Ulasan di atas adalah sebuah refleksi, Bahwa sebenarnya secara hukum Alm.Poro Duka “Tidak salah”.
Refleksi 4 tahun kematian almarhum Poro Duka adalah upaya melawan lupa, upaya menegaskan bahwa rakyat akan tetap berdiri untuk kedaulatan hidup, Kematian Poro Duka menjadi pengingat, bahwa nasip rakyat tidak sedang baik-baik saja.
Kita tidak pernah tahu, apakah Poro Duka menjadi yang terakhir di pulau Sumba, pulau yang cantik eksotik dan beresiko ini, atau masih ada yang lain, seiring ada banyak kasus-kasus pengukuran lahan yang diduga sepihak dan arogan di pesisir pantai Dassang, Mambang dan Gaura di Lamboya Barat, Pantai Rua, Ngihiwatu, A’a Lamaluku, Umakalarung, Praimareda, Mori tana bakul, dan Katoda Teri di Kecamatan Wanukaka Sumba Barat, di tempat-tempat lain, seperti di Pantai Kambaru dan pantai Kalonjar, Tanjung Sasar dan Larawali di Sumba Timur, dan banyak tempat-tempat lain dengan karakteristik kasus yang beragam.
Tentu kita tidak ingin ada Poro Duka Lain, dan kepada pemimpin di daerah, elit-elit yang memiliki kuasa, agar tidak membiarkan pasar gelap jual beli tanah dengan berbagai modus janji, hadiah, dan iming-iming lain yang menggiurkan rakyat pemilik tanah terjadi secara bebas, Makelar (baca perantara) dan investor dengan berbagai macam latar belakang dan sumber daya ekonomi yang besar juga kekuasaan secara sosial bernegosiasi langsung dengan masyarakat pemilik tanah yang minim semua sumber daya, tentu ini timpang, dan banyak ditemui transaksi jual beli tanah yang timpang dan permainan harga yang tidak adil.

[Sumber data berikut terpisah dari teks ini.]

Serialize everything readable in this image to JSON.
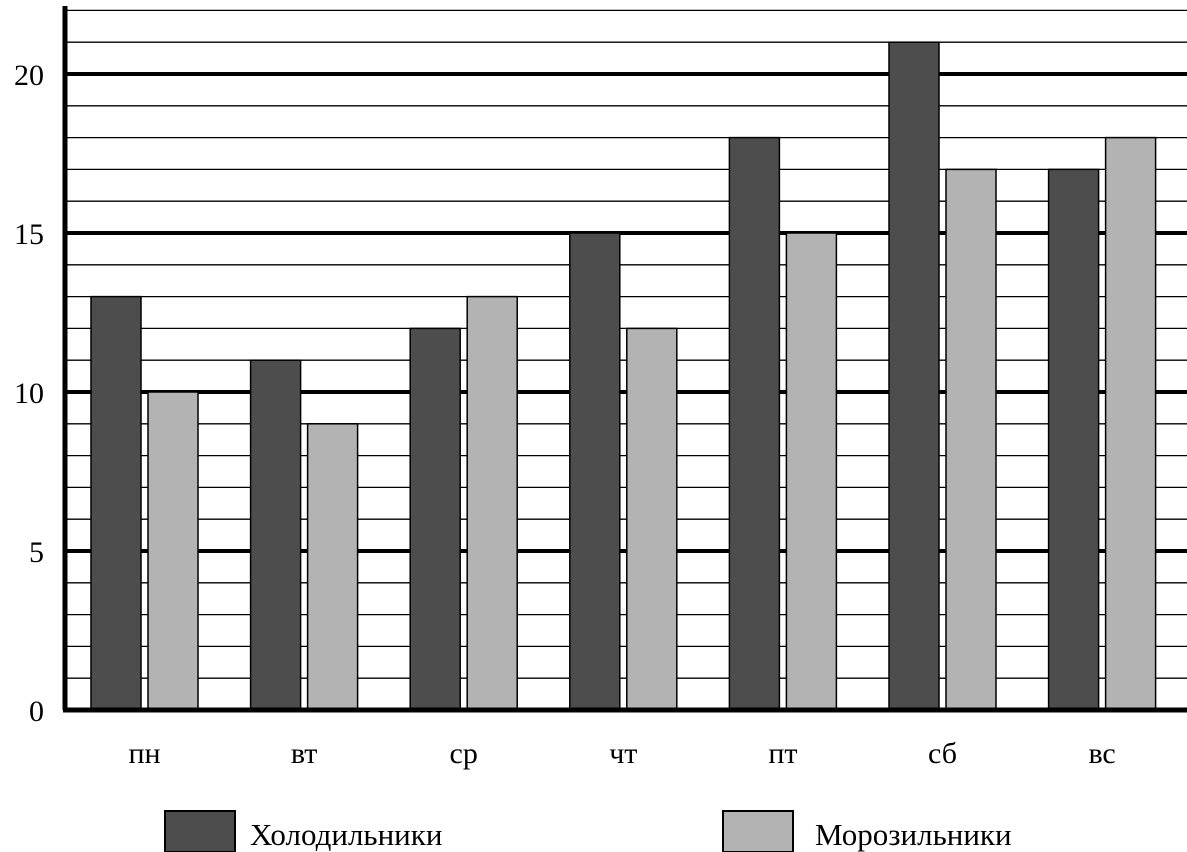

Pada titik ini, sangat cukup beralasan pemerintah di daerah menyiapkan skema evaluasi, peraturan daerah atau sejenisnya yang secara khusus mengatur mengenai standar pembatasan luasan tanah yang akan dijual, dan harga yang berkeadilan. Selain itu, perlu langkah antisipasi, oleh rakyat dan tentu semua pihak yang berkepentingan, terkait berbagai modus perampasan tanah.
Sebagai masyarakat sipil harus tetap resisten atas upaya-upaya kriminalisasi, hingga upaya-upaya pelemahan gerakan perlawanan rakyat terhadap perampasan tanah, apa lagi dengan menguatnya konsolidasi kepentingan ekonomi melalui pembentukan (Omnibus Law) Undang-Undang Cipta Kerja Nomor 11 Tahun 2020, yang minim elemen perlindungan sosial dan mengedepankan pendapatan dan kemudahan investasi, dibanding keberlanjutan hidup manusia dan wilayah kelolanya.
Poro Duka adalah korban dari pembiaran pemerintah, cacatnya adminstrasi, dan rapuhnya hukum, Menjadi pengingat untuk daerah-daerah tujuan wisata lainnya di Nusa Tenggara Timur.